Au cours de son périple touristique, l’étudiant-architecte s’est octroyé le droit, au nom de son expérience spatiale de l’espace privé, de forcer la palissade qui tient tout un chacun à distance de l’individualité. Pourtant, l’étudiant-architecte sait qu’il existe d’autres moyens de comprendre l’architecture domestique. Les architectes ont à leur disposition des documents qu’ils savent lire. Aujourd’hui nombreux sont les bureaux d’architecture mettant à disposition, sur leurs sites internet, esquisses de projet, plans de mise à l’enquête, coupes de détails, photographies réalisées par des professionels lors de la livraison du bâtiment, etc. Sans parler des articles de

publication, des monographies et autres supports papiers.

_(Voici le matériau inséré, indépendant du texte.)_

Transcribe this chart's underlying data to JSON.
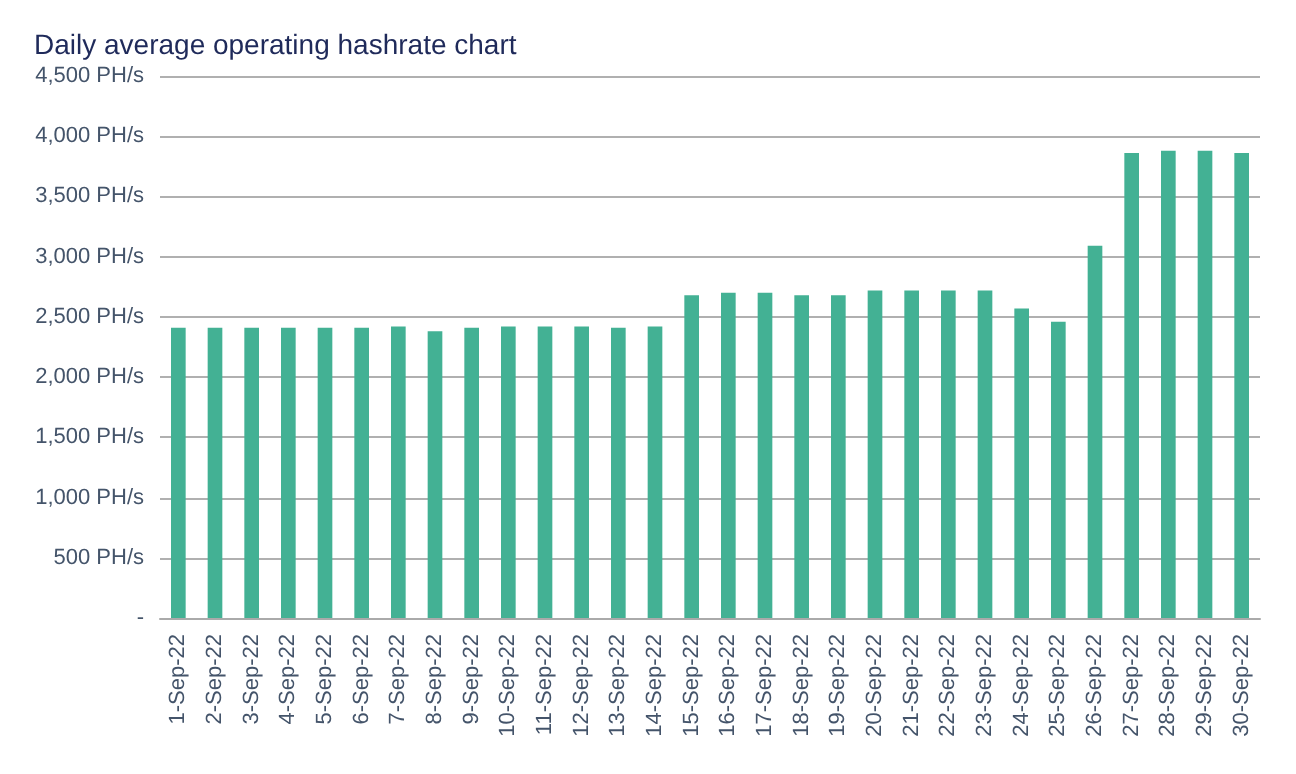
{
  "chart_data": {
    "type": "bar",
    "title": "Daily average operating hashrate chart",
    "categories": [
      "1-Sep-22",
      "2-Sep-22",
      "3-Sep-22",
      "4-Sep-22",
      "5-Sep-22",
      "6-Sep-22",
      "7-Sep-22",
      "8-Sep-22",
      "9-Sep-22",
      "10-Sep-22",
      "11-Sep-22",
      "12-Sep-22",
      "13-Sep-22",
      "14-Sep-22",
      "15-Sep-22",
      "16-Sep-22",
      "17-Sep-22",
      "18-Sep-22",
      "19-Sep-22",
      "20-Sep-22",
      "21-Sep-22",
      "22-Sep-22",
      "23-Sep-22",
      "24-Sep-22",
      "25-Sep-22",
      "26-Sep-22",
      "27-Sep-22",
      "28-Sep-22",
      "29-Sep-22",
      "30-Sep-22"
    ],
    "values": [
      2410,
      2410,
      2410,
      2410,
      2410,
      2410,
      2420,
      2380,
      2410,
      2420,
      2420,
      2420,
      2410,
      2420,
      2680,
      2700,
      2700,
      2680,
      2680,
      2720,
      2720,
      2720,
      2720,
      2570,
      2460,
      3090,
      3860,
      3880,
      3880,
      3860
    ],
    "color": "#43b194",
    "ylim": [
      0,
      4500
    ],
    "yticks": [
      {
        "value": 0,
        "label": "-"
      },
      {
        "value": 500,
        "label": "500 PH/s"
      },
      {
        "value": 1000,
        "label": "1,000 PH/s"
      },
      {
        "value": 1500,
        "label": "1,500 PH/s"
      },
      {
        "value": 2000,
        "label": "2,000 PH/s"
      },
      {
        "value": 2500,
        "label": "2,500 PH/s"
      },
      {
        "value": 3000,
        "label": "3,000 PH/s"
      },
      {
        "value": 3500,
        "label": "3,500 PH/s"
      },
      {
        "value": 4000,
        "label": "4,000 PH/s"
      },
      {
        "value": 4500,
        "label": "4,500 PH/s"
      }
    ],
    "grid": true
  }
}
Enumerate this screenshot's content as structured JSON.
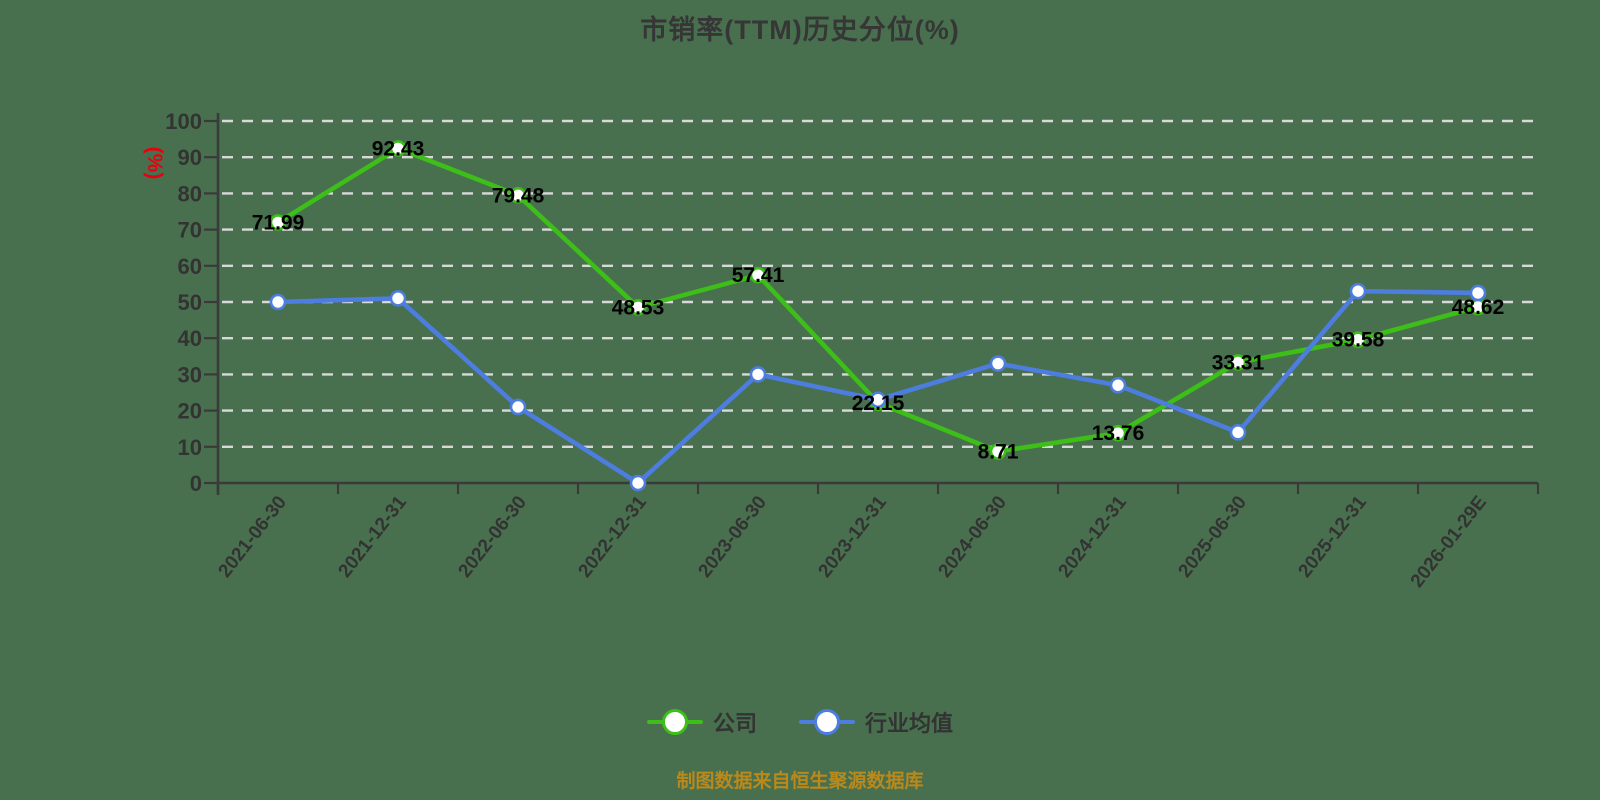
{
  "page": {
    "background": "#48704E"
  },
  "chart_data": {
    "type": "line",
    "title": "市销率(TTM)历史分位(%)",
    "ylabel": "(%)",
    "ylabel_color": "#e8000d",
    "footer": "制图数据来自恒生聚源数据库",
    "footer_color": "#b9891c",
    "categories": [
      "2021-06-30",
      "2021-12-31",
      "2022-06-30",
      "2022-12-31",
      "2023-06-30",
      "2023-12-31",
      "2024-06-30",
      "2024-12-31",
      "2025-06-30",
      "2025-12-31",
      "2026-01-29E"
    ],
    "series": [
      {
        "name": "公司",
        "color": "#3dbe18",
        "show_labels": true,
        "values": [
          71.99,
          92.43,
          79.48,
          48.53,
          57.41,
          22.15,
          8.71,
          13.76,
          33.31,
          39.58,
          48.62
        ]
      },
      {
        "name": "行业均值",
        "color": "#4d7dde",
        "show_labels": false,
        "values": [
          50,
          51,
          21,
          0,
          30,
          23,
          33,
          27,
          14,
          53,
          52.5
        ]
      }
    ],
    "ylim": [
      0,
      100
    ],
    "ytick_step": 10,
    "grid": {
      "style": "dashed",
      "color": "#d9d9d9"
    },
    "axis_color": "#3a3a3a",
    "tick_label_color": "#333333",
    "data_label_color": "#000000",
    "legend_position": "bottom"
  }
}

Et si l’étudiant-architecte n’avait pas pu entrer chez cette famille lambda, il aurait protesté n’avoir vu “que des façades”. C’est toutefois ce rapport que toute personne perçoit du logement dans la ville :l’espace collectif se forme par le dialogue des peaux vivantes abritant l’intériorité du quotidien. Derrière ces rideaux tendus, il est des choses qu’on garde dissimulées. Le passant, au niveau du sol, lève la tête, observe la relation entre les pleins et les vides des façades, entre l’intérieur et l’extérieur des appartements, entre deux bâtiments d’une même rue. Il essaie de se figurer ce qui lui est caché, s’invente une histoire qui pourrait s’y dérouler. Il abat sa dernière carte : celle de l’imagination. Il puise dans ses expériences lentement acquises, répétées jour après jour. Il refuse l’immersion furtive. Il attend de pendre la crémaillère de ses voisins, de dîner le dimanche chez ses grands-parents, de boire un café avec des amis : la formation de son catalogue de références prend du temps. Il en saisit l’espace et les ambiances.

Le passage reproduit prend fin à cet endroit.